History
- Name: Rhine Ore (1959-1977); Steelcliffe Hall (1977-1988); Windoc (1988-2002);
- Namesake: Windoc
- Owner: Transatlantic Bulk Carriers Inc; Halco; N. M. Paterson & Sons Ltd (1988-2002);
- Builder: Schlieker-Werft, Hamburg
- Yard number: 533
- Launched: 11 April 1959
- Completed: July 1959
- Identification: IMO number: 5293872
- Fate: Broken up in 2011

General characteristics (as laker)
- Type: Laker
- Tonnage: 18,531 GRT; 29,050 DWT;
- Length: 222.5 m (730 ft 0 in) oa; 218 m (715 ft 3 in) pp;
- Beam: 23.1 m (75 ft 9 in)
- Propulsion: 1 diesel engine, 1 shaft
- Speed: 14.5 kn (26.9 km/h; 16.7 mph)

= MV Windoc =

Bulk carrier built in 1959

MV Windoc was a lake freighter or laker, initially constructed as an ocean-going bulk carrier in West Germany in 1959. Entering service that year as Rhine Ore, the ship was renamed Steelcliffe Hall in 1977 and reconstructed as a laker.
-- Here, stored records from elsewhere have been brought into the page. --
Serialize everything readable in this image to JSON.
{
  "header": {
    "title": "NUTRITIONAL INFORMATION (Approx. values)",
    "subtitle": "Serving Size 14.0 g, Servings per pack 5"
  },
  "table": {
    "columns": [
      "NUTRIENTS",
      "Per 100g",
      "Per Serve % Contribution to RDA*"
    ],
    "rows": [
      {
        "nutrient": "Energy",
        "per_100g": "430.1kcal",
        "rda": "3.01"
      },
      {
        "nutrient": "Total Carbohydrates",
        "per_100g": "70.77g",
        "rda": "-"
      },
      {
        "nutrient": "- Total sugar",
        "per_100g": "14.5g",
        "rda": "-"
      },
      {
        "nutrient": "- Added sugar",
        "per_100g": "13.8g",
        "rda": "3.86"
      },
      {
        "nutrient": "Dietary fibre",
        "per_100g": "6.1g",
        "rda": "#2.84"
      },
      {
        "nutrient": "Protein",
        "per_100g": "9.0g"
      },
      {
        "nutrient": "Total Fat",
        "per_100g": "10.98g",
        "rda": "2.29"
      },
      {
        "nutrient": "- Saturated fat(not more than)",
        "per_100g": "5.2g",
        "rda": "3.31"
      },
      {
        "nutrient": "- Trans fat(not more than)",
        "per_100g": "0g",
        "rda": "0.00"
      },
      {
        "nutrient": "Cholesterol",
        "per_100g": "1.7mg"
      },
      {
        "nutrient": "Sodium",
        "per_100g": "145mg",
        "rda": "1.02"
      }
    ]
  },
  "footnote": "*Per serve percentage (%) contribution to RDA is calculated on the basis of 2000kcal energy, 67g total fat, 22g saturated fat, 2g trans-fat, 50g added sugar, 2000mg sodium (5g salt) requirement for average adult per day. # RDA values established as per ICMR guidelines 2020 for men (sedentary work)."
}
In 1988 the laker was renamed Windoc and in 2001, was involved in a collision with a bridge on the Welland Canal which caused the ship to catch fire. The ship was declared a constructive total loss. While undergoing repairs in Ontario, the ship broke free of its moorings and grounded. Later pulled free, the vessel was eventually converted into a barge.

==Description==
Windoc was initially constructed as the bulk carrier Rhine Ore. As a bulk carrier the ship had a gross register tonnage of 8,202 tons and a deadweight tonnage of 19,918 tons. The ship measured 166.4 m overall and 157.5 m between perpendiculars with a beam of 22.6 m. The ship was powered by one diesel engine and had a maximum speed of 14.5 kn.

The Rhine Ore was part of a class of 8 sisterships (Ems Ore, Rhine Ore, Ruhr Ore, Weser Ore, Clyde Ore, Tees Ore, Thames Ore and Tyne Ore). Three of them were purchased by Hall Corp Ltd. of Toronto and rebuilt as lakers.

After the vessel's conversion to a laker, the gross register tonnage increased to 18,531 tons and the deadweight tonnage to 29,050 tons. The length overall of the ship was increased to 222.5 m and between perpendiculars to 218 m. The beam was also increased to 23.1 m.

==Service history==
Rhine Ore was ordered from the Schlieker shipyard in Hamburg, West Germany by Transatlantic Bulk Carriers Inc. with the yard number 533. The vessel was launched on 11 April 1959 and completed in July. Registered under a flag of convenience in Monrovia upon entering service, Rhine Ore sailed until sold to Hall Corp Ltd.

The ship was renamed Steelcliffe Hall after the April 1977 sale, it was rebuilt in Canada that year as a laker, with cargo space added forward of the engine room, and the wheelhouse moved aft above the crew accommodation.

After decades of service and changes to the function and structural conversions of the ship, in 1988 Steelcliffe Hall was given the name Windoc (2) after being acquired by N. M. Paterson & Sons Ltd., following the liquidation of the previous owner, Halco.

On 11 August 2001, while traveling through the Welland Canal, Windoc was hit by Bridge 11 in Allanburg, Ontario. The accident caused minor damage to the vertical lift bridge, and destroyed the ship's wheelhouse and funnel. The vessel caught fire, and was later declared a constructive total loss, but there were no reported injuries, no damage to the $6-$8 million cargo, and no pollution to the waterway. The Marine Investigation Report concluded "it is likely that the [vertical lift bridge] operator's performance was impaired while the bridge span was lowered onto the Windoc."

The vessel was towed to Hamilton Harbour for repairs, and in March, 2002, it broke free of its moorings in an 50 mph winter gale, and ran aground 5 km away in about 6 ft of water, where it was pulled out by four tugboats three days later.

N.M. Paterson & Sons left the shipping business the following year, after 87 years, and sued the canal operator, St. Lawrence Seaway Management Corp., for $16.9 million (C). Their remaining four active and three mothballed ships were sold in 2002. The canal operator denied any negligence, and blamed the shipping company and the ship's crew for the accident.

A Transport Safety Bureau report on the collision points to the bridge operator and bridge operating procedures and policies as major factors. They also concluded that impairment of the bridge operator was the root cause.

The ship was converted into a storage barge. It was scrapped in 2011 at Port Colborne.